Bao joined the gallery’s roster several months ago but is already pushing the limits of his own creative boundaries by incorporating sculpture, metal cuts and found objects into his practice. This emerging urban pop artist combines popular culture images and characters to create new narratives, revealing the intersections of films, comic books, television programs and popular music. Bao incorporates a cross section of different genres in his work, highlighting the parallels, differences and patterns of pop culture across every generation. Bao began his artistic career in 1995, when he moved to Montreal and discovered the city
s unrestrained street art scene. Adorning the urban landscape with his own unique brand of graffiti, Bao wanted to create an engaging universe of motion and contrast—one that is
constantly in flux. From his street art background, Bao decided to translate his expression onto canvas. The artists creative process begins with collage, which incorporates the use of street posters, vintage comic books, music sheets and magazine clippings that are wheat pasted onto either canvas or board. His figurative subjects are then painted on top of the collage with a mixture of acrylic paint, paint markers and spray paint. The application of acrylic paint is consciously superimposed with several layers of colour to create a sense of profound depth and perspectival separation.
Boudro makes his debut on the Thompson Landry Gallery roster with this exhibition. The artist creates work that is energetic and vibrant, reflecting the restless lifestyle and feverish atmosphere that is a staple of the Big Apple. Born in
Sept-Iles, Québec, and now living and working in Montréal, Boudro still considers himself a true New Yorker at heart. The city’s enigmatic charm overtook the artist at a young age and has continued to act as an endless source of inspiration. In his pursuit to accurately capture the constant unrest of a busy city life, Boudro describes his trajectory as “an urban ballet under the crushing weight of advertising.” Throughout Boudro’s career, which spans over 30 years, his artistic roots have been firmly planted in pop art. Taking inspiration from the great fellowship of pop art’s history (i.e. Andy Warhol, Keith Haring, Roy Lichtenstein and James Rosenquist), Boudro’s exacting style deliberately marries a pop aesthetic with illustrative and graphic foundations. This confluence is achieved through the artist’s use of unexpected juxtapositions, fantastical, dreamlike compositions and a sardonic sense of humor. He looks to romanticize the mundane, reinvent the familiar, and to electrify and charge those who stop and stare.
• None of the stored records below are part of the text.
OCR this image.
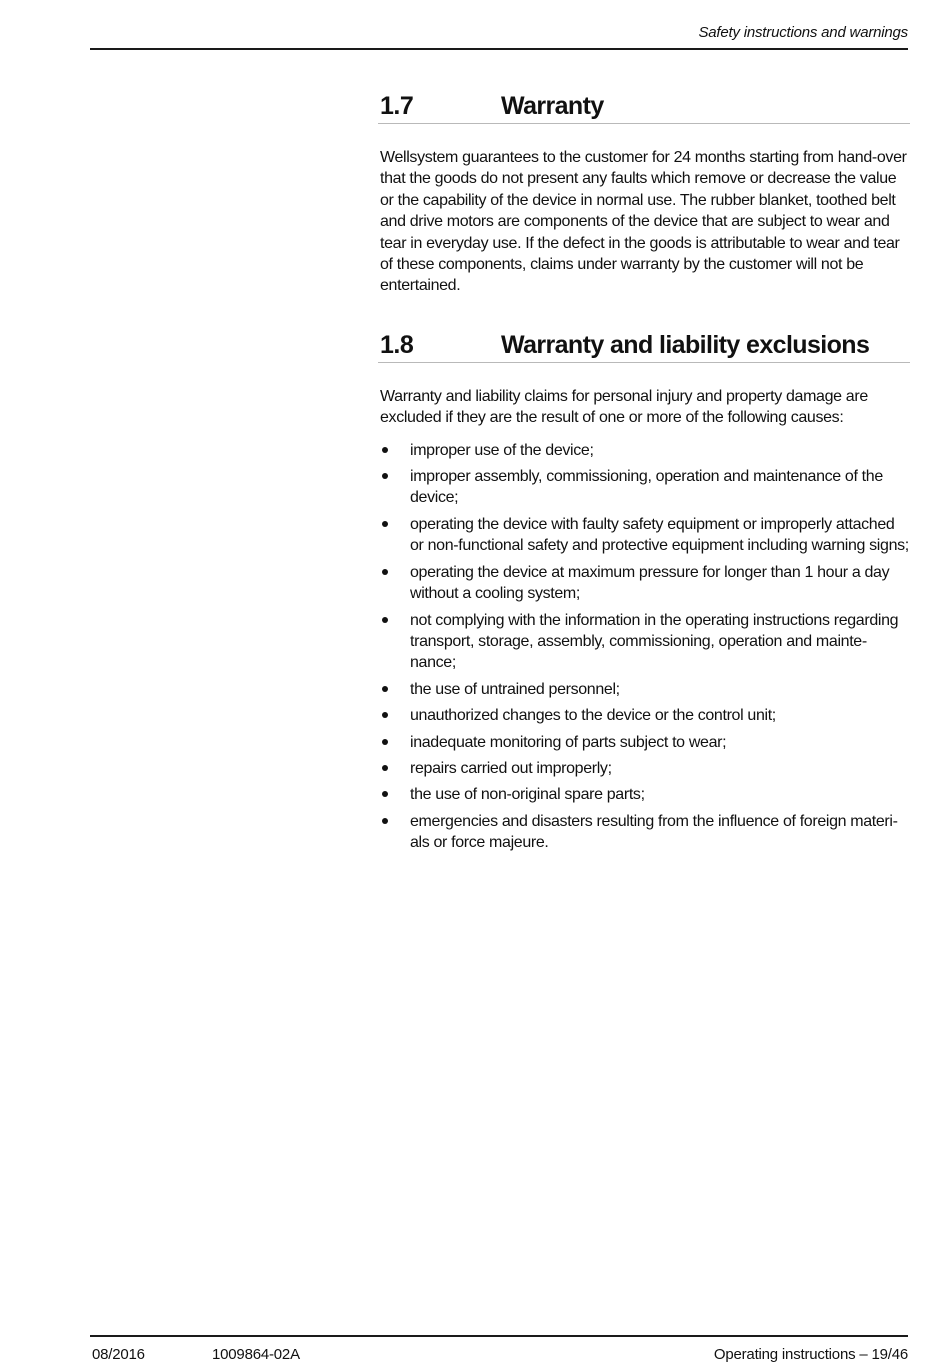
Safety instructions and warnings
1.7	Warranty

Wellsystem guarantees to the customer for 24 months starting from hand-over that the goods do not present any faults which remove or decrease the value or the capability of the device in normal use. The rubber blanket, toothed belt and drive motors are components of the device that are subject to wear and tear in everyday use. If the defect in the goods is attributable to wear and tear of these components, claims under warranty by the customer will not be entertained.

1.8	Warranty and liability exclusions

Warranty and liability claims for personal injury and property damage are excluded if they are the result of one or more of the following causes:

improper use of the device;
improper assembly, commissioning, operation and maintenance of the device;
operating the device with faulty safety equipment or improperly attached or non-functional safety and protective equipment including warning signs;
operating the device at maximum pressure for longer than 1 hour a day without a cooling system;
not complying with the information in the operating instructions regarding transport, storage, assembly, commissioning, operation and mainte-nance;
the use of untrained personnel;
unauthorized changes to the device or the control unit;
inadequate monitoring of parts subject to wear;
repairs carried out improperly;
the use of non-original spare parts;
emergencies and disasters resulting from the influence of foreign materi-als or force majeure.
08/2016	1009864-02A	Operating instructions – 19/46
Drawing inspiration from childhood memories and theimaginary landscape of popular cartoons, Rock Therrien’s art
practice is deeply rooted in the notion of interaction. While the artist has been painting for over two decades, he is constantly reinventing his work; this can be seen through the incorporation of three dimensional objects, functional neon writing, and threedimensional illusions (referencing 1950s stereoscopic films that repeat images several times in different colours to give the illusion of objects being three dimensional). Rock Therrien`s method of production makes a deliberate nod to urban, street and pop art. Layering image upon image to replicate pasted street art, some images—visible underneath other images—act as a pop art palimpsest, layering paint and texture to give the works a tactile quality that engages all of the senses. Therrien likes to leave traces of his layering technique, enabling the viewer to catch a glimpse of his tedious work.